Not "asking" but "receptive".  And if they are not receptive, then
whatever my scruples, my efforts would be ineffective.

> I think, in a 
> sense, it would put Wittgensteinians in a closet (or have that
> effect). My own 
> view sees therapy as being licensed whenever the person asserts
> something as a 
> proposition, asking, as it were, to show its validity. I think that is
> the way 
> Wittgenstein treated Moore. Moore did not come to confession.

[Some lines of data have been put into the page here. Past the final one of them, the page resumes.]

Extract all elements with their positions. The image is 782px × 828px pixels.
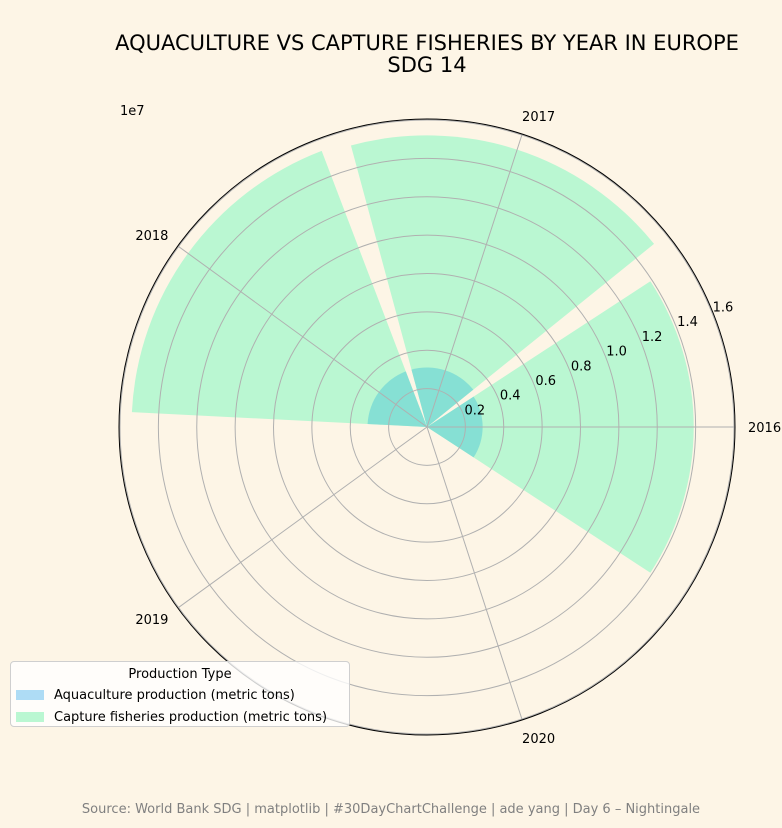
grid-spoke-2020	[426, 426, 523, 720]
radial-tick-label: 1.0	[606, 345, 627, 360]
labels-layer: 0.2 0.4 0.6 0.8 1.0 1.2 1.4 1.6 2016 2017 2018 2019…	[135, 110, 781, 747]
radial-tick-label: 0.4	[500, 389, 521, 404]
source-note: Source: World Bank SDG | matplotlib | #3…	[81, 802, 701, 817]
grid-layer	[118, 118, 736, 736]
bar-aquaculture-2018	[367, 371, 427, 427]
legend: Production Type Aquaculture production (…	[10, 661, 350, 727]
scale-multiplier-label: 1e7	[120, 104, 145, 119]
category-label-2017: 2017	[522, 110, 555, 125]
grid-spoke-2017	[426, 134, 523, 428]
bar-capture-2017	[350, 135, 655, 428]
category-label-2018: 2018	[135, 229, 168, 244]
chart-title-line2: SDG 14	[387, 53, 466, 77]
chart-title-line1: AQUACULTURE VS CAPTURE FISHERIES BY YEAR…	[115, 31, 739, 55]
radial-tick-label: 0.8	[571, 359, 592, 374]
category-label-2020: 2020	[522, 732, 555, 747]
legend-label-aquaculture: Aquaculture production (metric tons)	[54, 687, 295, 703]
radial-tick-label: 1.2	[642, 330, 663, 345]
legend-swatch-capture	[16, 712, 44, 722]
radial-tick-label: 0.6	[535, 374, 556, 389]
legend-item-aquaculture: Aquaculture production (metric tons)	[11, 684, 349, 706]
grid-spoke-2018	[178, 246, 428, 428]
legend-label-capture: Capture fisheries production (metric ton…	[54, 709, 328, 725]
radial-tick-label: 0.2	[464, 403, 485, 418]
category-label-2019: 2019	[135, 613, 168, 628]
radial-tick-label: 1.4	[677, 315, 698, 330]
bar-capture-2018	[131, 150, 427, 427]
bar-aquaculture-2017	[411, 367, 474, 427]
polar-frame	[118, 118, 736, 736]
legend-item-capture: Capture fisheries production (metric ton…	[11, 706, 349, 728]
radial-tick-label: 1.6	[713, 301, 734, 316]
category-label-2016: 2016	[748, 421, 781, 436]
legend-swatch-aquaculture	[16, 690, 44, 700]
legend-title: Production Type	[128, 667, 232, 682]
grid-spoke-2019	[178, 426, 428, 608]
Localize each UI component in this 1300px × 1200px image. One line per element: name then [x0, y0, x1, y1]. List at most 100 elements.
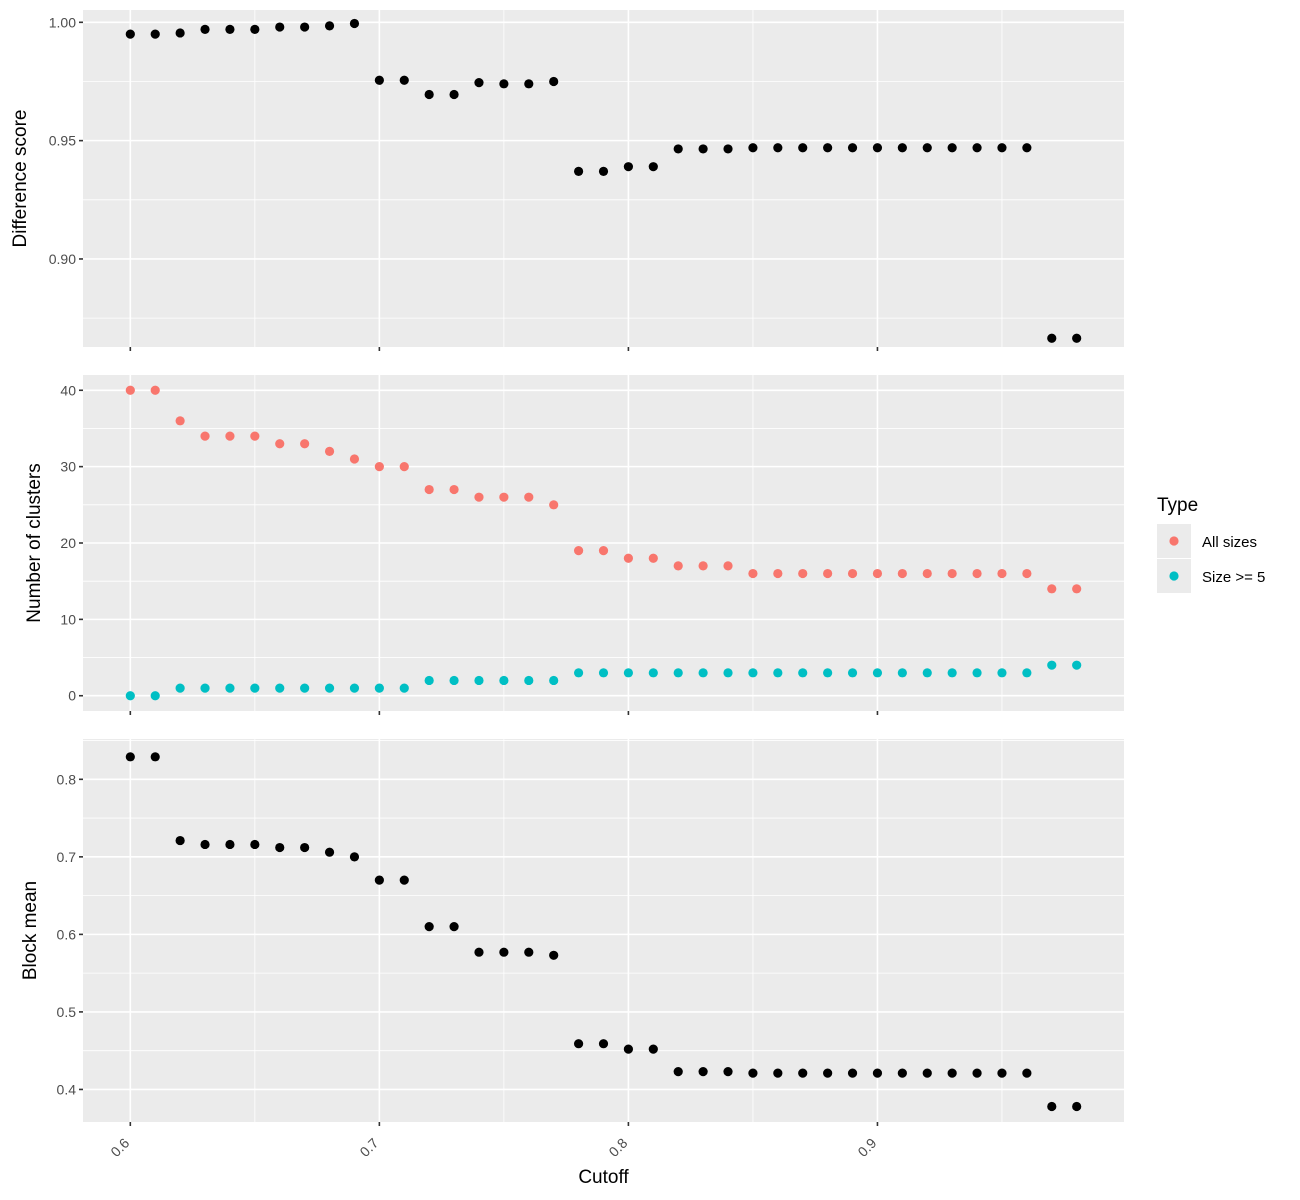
- data-point: [374, 462, 384, 472]
- data-point: [872, 668, 883, 678]
- x-tick-label: 0.7: [356, 1135, 381, 1160]
- data-point: [250, 839, 260, 850]
- data-point: [897, 668, 907, 678]
- data-point: [623, 553, 634, 563]
- data-point: [399, 875, 409, 885]
- data-point: [847, 1068, 858, 1078]
- data-point: [872, 143, 883, 153]
- data-point: [424, 922, 434, 932]
- data-point: [1072, 584, 1082, 594]
- data-point: [573, 546, 584, 556]
- data-point: [175, 416, 185, 426]
- data-point: [225, 24, 235, 35]
- data-point: [275, 22, 285, 32]
- data-point: [648, 553, 658, 563]
- data-point: [1022, 668, 1032, 678]
- data-point: [1072, 660, 1082, 670]
- data-point: [823, 668, 833, 678]
- legend-marker: [1169, 536, 1179, 546]
- data-point: [997, 668, 1007, 678]
- data-point: [997, 1068, 1007, 1078]
- data-point: [225, 431, 235, 441]
- data-point: [449, 675, 459, 686]
- data-point: [324, 446, 335, 456]
- panel-2: 0 10 20 30 40 Number of clusters: [24, 375, 1124, 715]
- data-point: [324, 21, 335, 31]
- data-point: [798, 1068, 808, 1078]
- data-point: [922, 143, 932, 153]
- data-point: [200, 24, 210, 35]
- data-point: [175, 683, 185, 693]
- data-point: [773, 568, 783, 579]
- data-point: [474, 78, 484, 88]
- data-point: [598, 546, 609, 556]
- x-axis-title: Cutoff: [578, 1167, 629, 1188]
- y-axis-title: Difference score: [10, 110, 31, 248]
- data-point: [698, 668, 708, 678]
- data-point: [1047, 333, 1057, 343]
- data-point: [723, 668, 733, 678]
- y-tick-label: 1.00: [49, 14, 76, 30]
- data-point: [773, 143, 783, 153]
- data-point: [972, 143, 982, 153]
- data-point: [549, 950, 559, 960]
- data-point: [648, 1044, 658, 1054]
- data-point: [847, 568, 858, 579]
- data-point: [225, 683, 235, 693]
- data-point: [399, 462, 409, 472]
- data-point: [449, 484, 459, 495]
- panel-1: 0.90 0.95 1.00 Difference score: [10, 10, 1124, 351]
- data-point: [573, 668, 584, 678]
- y-tick-label: 0.8: [57, 771, 77, 787]
- panels: 0.90 0.95 1.00 Difference score 0 10 20 30 40 Num…: [10, 10, 1124, 1160]
- data-point: [798, 143, 808, 153]
- data-point: [648, 668, 658, 678]
- panel-background: [83, 10, 1124, 347]
- data-point: [598, 1039, 609, 1049]
- data-point: [175, 28, 185, 38]
- data-point: [499, 492, 509, 502]
- data-point: [897, 143, 907, 153]
- data-point: [300, 22, 310, 32]
- y-tick-label: 30: [60, 459, 76, 475]
- data-point: [648, 162, 658, 172]
- y-axis-title: Number of clusters: [24, 463, 45, 622]
- data-point: [125, 691, 135, 701]
- y-tick-label: 0.4: [57, 1081, 77, 1097]
- data-point: [449, 922, 459, 932]
- data-point: [598, 166, 609, 177]
- data-point: [524, 947, 534, 957]
- data-point: [150, 752, 160, 762]
- data-point: [922, 668, 932, 678]
- data-point: [1072, 1101, 1082, 1112]
- y-axis-title: Block mean: [20, 881, 41, 980]
- data-point: [1022, 1068, 1032, 1078]
- data-point: [748, 1068, 758, 1078]
- data-point: [1047, 584, 1057, 594]
- data-point: [125, 29, 135, 39]
- data-point: [1047, 660, 1057, 670]
- y-tick-label: 0.5: [57, 1004, 77, 1020]
- data-point: [897, 1068, 907, 1078]
- data-point: [250, 683, 260, 693]
- data-point: [225, 839, 235, 850]
- x-tick-label: 0.8: [605, 1135, 630, 1160]
- data-point: [150, 385, 160, 395]
- data-point: [798, 568, 808, 579]
- data-point: [723, 561, 733, 571]
- data-point: [524, 675, 534, 686]
- data-point: [200, 431, 210, 441]
- data-point: [424, 89, 434, 100]
- data-point: [549, 675, 559, 686]
- data-point: [748, 143, 758, 153]
- data-point: [449, 89, 459, 100]
- data-point: [275, 439, 285, 449]
- data-point: [972, 568, 982, 579]
- data-point: [200, 839, 210, 850]
- data-point: [698, 1067, 708, 1077]
- data-point: [798, 668, 808, 678]
- data-point: [872, 568, 883, 579]
- data-point: [573, 166, 584, 177]
- data-point: [499, 675, 509, 686]
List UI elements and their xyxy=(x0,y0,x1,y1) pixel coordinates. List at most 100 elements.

I do not read Moore as the patient in On Certainty.  As in much of his
work, the patient is Wittgenstein himself.  Wittgenstein was unsettled
by some remarks Moore had made, saw something quite right and something
quite wrong in the things Moore was saying and sought to find his way
about in that.

>  Every philosopher 
> who takes a paper to the podium asks for "therapy" in my book. 
> 
> 3. The relationship of the picture to the merit of the idea.
> 
> I don't agree with this statement: "Being a picture is neither here
> nor there in 
> terms of the merit of an idea." The answer is: it depends upon the
> picture (and 
> the idea). I think in many cases you will find that a shallow picture
> leads to a 
> simplistic idea. Goodness: don't all the really poor ideas suffer from
> this? (I 
> think we could flesh this one out better with examples of argument --
> not of 
> Wittgenstein, but in general).

Again, this is non sequitur: whether a picture is "deep" or "shallow" -
however one may draw that distinction - is surely a separate matter from
whether it is a picture or something else.  A picture's status as a
picture is neither honorific nor pejorative.